I've got a question. How quickly do systems become out of date or obsolete? Is it quick? How quickly are you, if it's quick, how quickly are you able to update the systems?
So in general, I would say that in the drone space, and that's sometimes true in the commercial and the defense, but if I'll try to give an average, a drone lifespan will be between three to five years. Once it's went through all those years and that's a super vibrant and super harsh environment, the customer or the user will have to replace the entire thing. And that's when they update their hardware. I would say that today we have Halos that are out in the field for more than six years already, operating on different drones and different robots. So we are very comfortable with that. In terms of life, there are components that are getting to end of life. We are good until 2032 in terms of that. And obviously, if we will get there with the same set of hardware, we will find replacements. We're feeling very comfortable in terms of the lifetime value of the Halo.
Well, we've come to the end of the session. I've got one last question. It's just a specific one about your supply chain. And everyone's noticed that the memory market seems to be a significant price increase in global memory. Given your capital-like manufacturing model and the simplified hardware design of Halo, how is L-Site mitigating these supply chain costs to ensure your hardware margins remain protected?
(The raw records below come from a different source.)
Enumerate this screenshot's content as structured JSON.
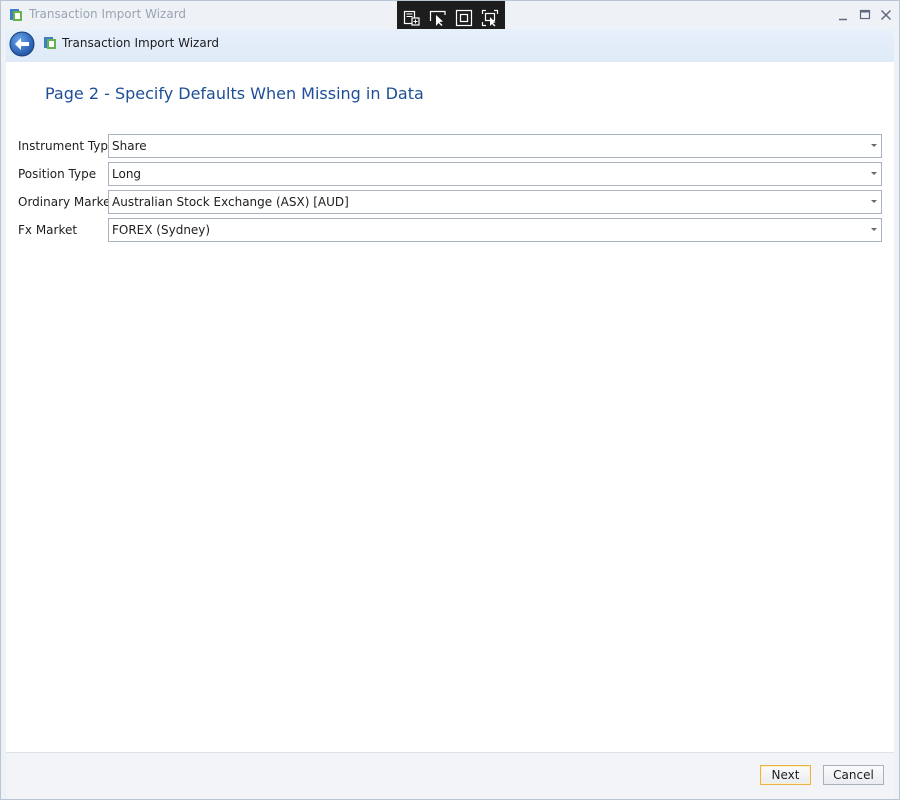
{
  "window": {
    "title": "Transaction Import Wizard"
  },
  "nav": {
    "title": "Transaction Import Wizard"
  },
  "page": {
    "heading": "Page 2 - Specify Defaults When Missing in Data"
  },
  "fields": [
    {
      "label": "Instrument Type",
      "value": "Share"
    },
    {
      "label": "Position Type",
      "value": "Long"
    },
    {
      "label": "Ordinary Market",
      "value": "Australian Stock Exchange (ASX) [AUD]"
    },
    {
      "label": "Fx Market",
      "value": "FOREX (Sydney)"
    }
  ],
  "buttons": {
    "next": "Next",
    "cancel": "Cancel"
  },
  "colors": {
    "accent_blue": "#1e4e97",
    "default_button_border": "#e8b247",
    "debug_toolbar": "#1d1d1d"
  },
  "icons": {
    "app": "app-logo-icon",
    "back": "back-arrow-icon",
    "minimize": "minimize-icon",
    "maximize": "maximize-icon",
    "close": "close-icon",
    "debug_tools": [
      "select-element-icon",
      "pointer-select-icon",
      "layout-adorner-icon",
      "track-focus-icon"
    ]
  }
}
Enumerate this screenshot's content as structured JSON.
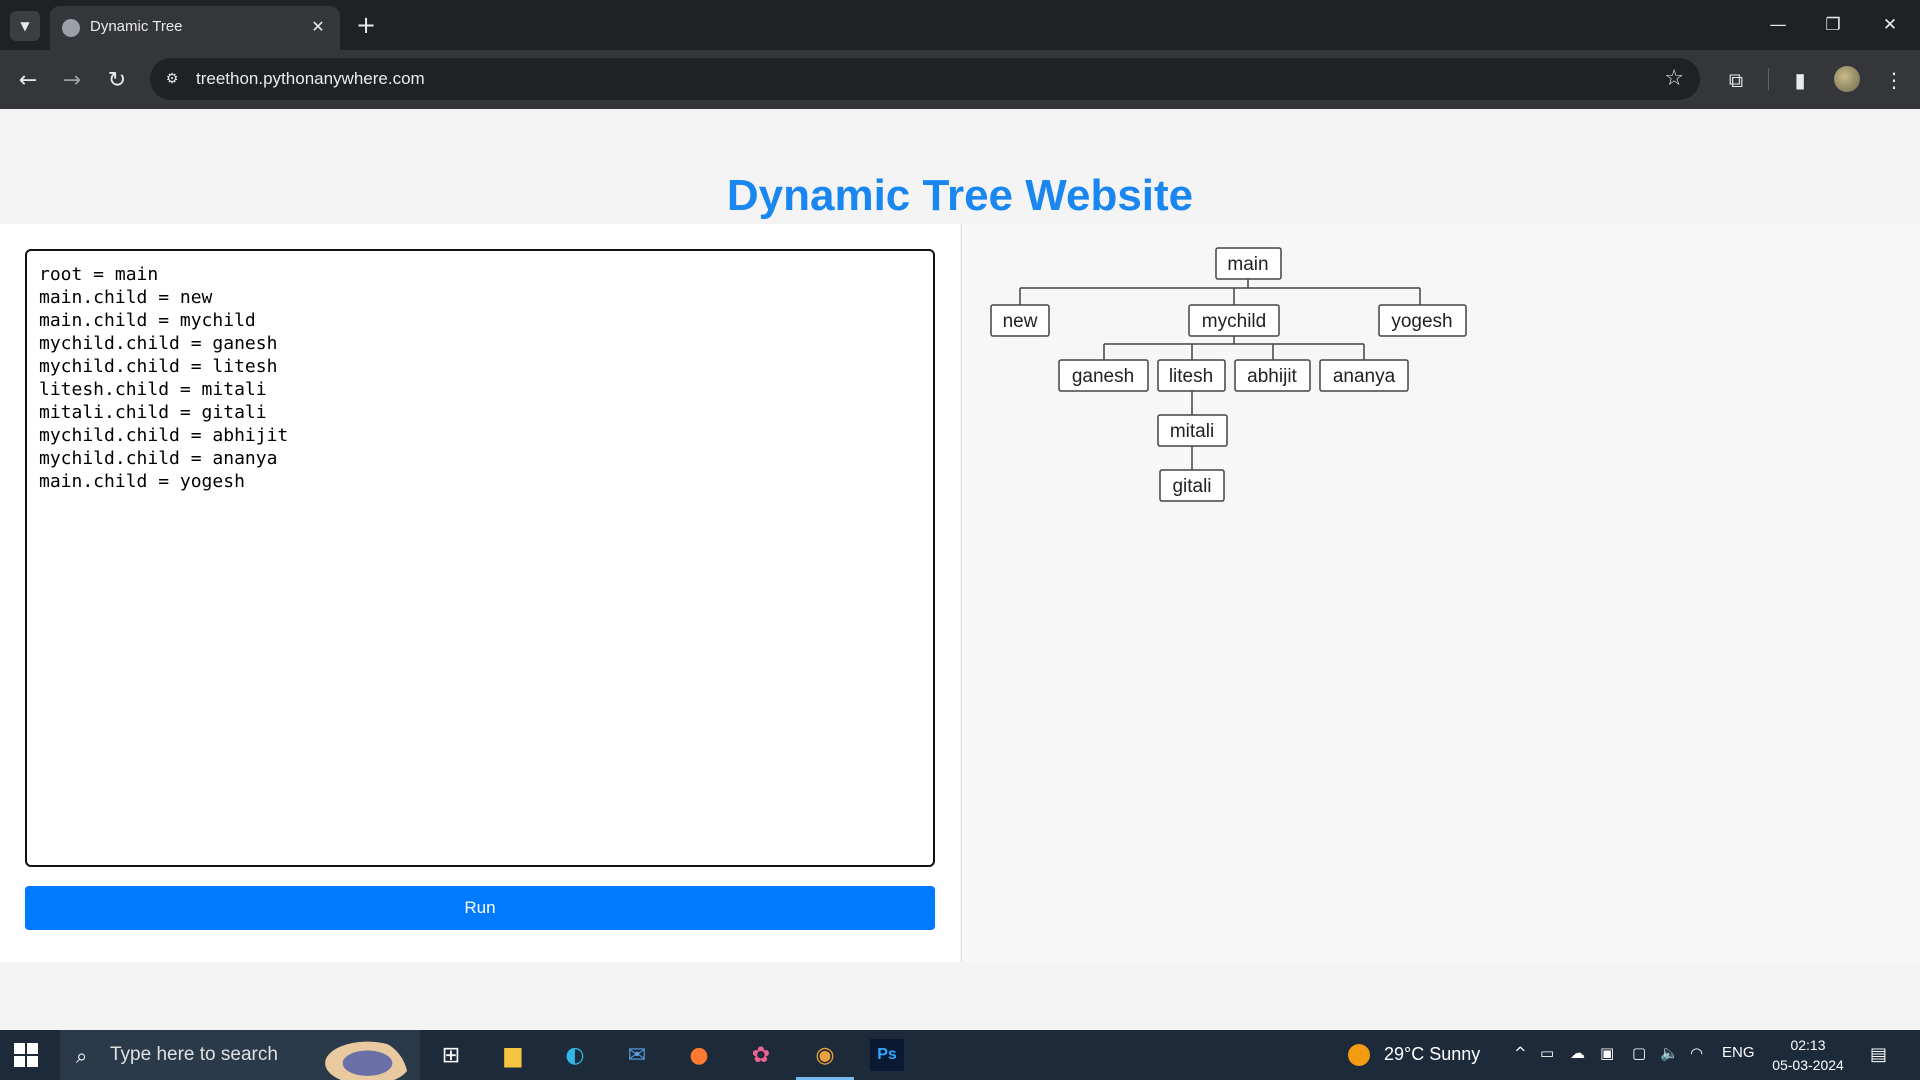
{
  "browser": {
    "tab_title": "Dynamic Tree",
    "url": "treethon.pythonanywhere.com",
    "new_tab_label": "+"
  },
  "page": {
    "heading": "Dynamic Tree Website",
    "code": "root = main\nmain.child = new\nmain.child = mychild\nmychild.child = ganesh\nmychild.child = litesh\nlitesh.child = mitali\nmitali.child = gitali\nmychild.child = abhijit\nmychild.child = ananya\nmain.child = yogesh",
    "run_label": "Run",
    "accent_color": "#007bff",
    "heading_color": "#1a86f0"
  },
  "tree": {
    "nodes": {
      "main": "main",
      "new": "new",
      "mychild": "mychild",
      "yogesh": "yogesh",
      "ganesh": "ganesh",
      "litesh": "litesh",
      "abhijit": "abhijit",
      "ananya": "ananya",
      "mitali": "mitali",
      "gitali": "gitali"
    }
  },
  "taskbar": {
    "search_placeholder": "Type here to search",
    "weather": "29°C  Sunny",
    "language": "ENG",
    "time": "02:13",
    "date": "05-03-2024"
  }
}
I will start by saying that I think that will go and will be more challenging over time because seeing what the U.S. are currently doing with not being able to buy any Chinese components, thankfully we are already there, but I think those supply chain challenges will only get worse over time, not for L-side in general in the electronic market, But on our side, I must say that we're not feeling very much these lead times constraints or these tensions because of how we run our supply chain. I want to remind you for those of you that with us since COVID, when there was a crisis for chips at all over the world, we were able to get through that by having those very, very steady and resilient supply chain, I would say. In terms of margin and cost, we do see some increase in prices on the component. I think we have a lot to do there. yet in terms of until it will actually affect our gross margin. And obviously, as the prices will continue to increase there, or if the prices will continue to increase there, that will be also rolled down to our price of our product, and we will keep the same margin. Our customers are very well educated in terms of cost and production cost and component cost and so on. So I don't think that will hurt our margin or gross margins in general.
That's the last question, Yav. Thank you very much for the presentation. And thank you to all of you attendees for your questions and your support. On behalf of the board, I want to congratulate Yav and his team on a fabulous job and the work they're doing to set this company up and our investors for a strong future. Thank you again, everybody. And good afternoon. Good morning.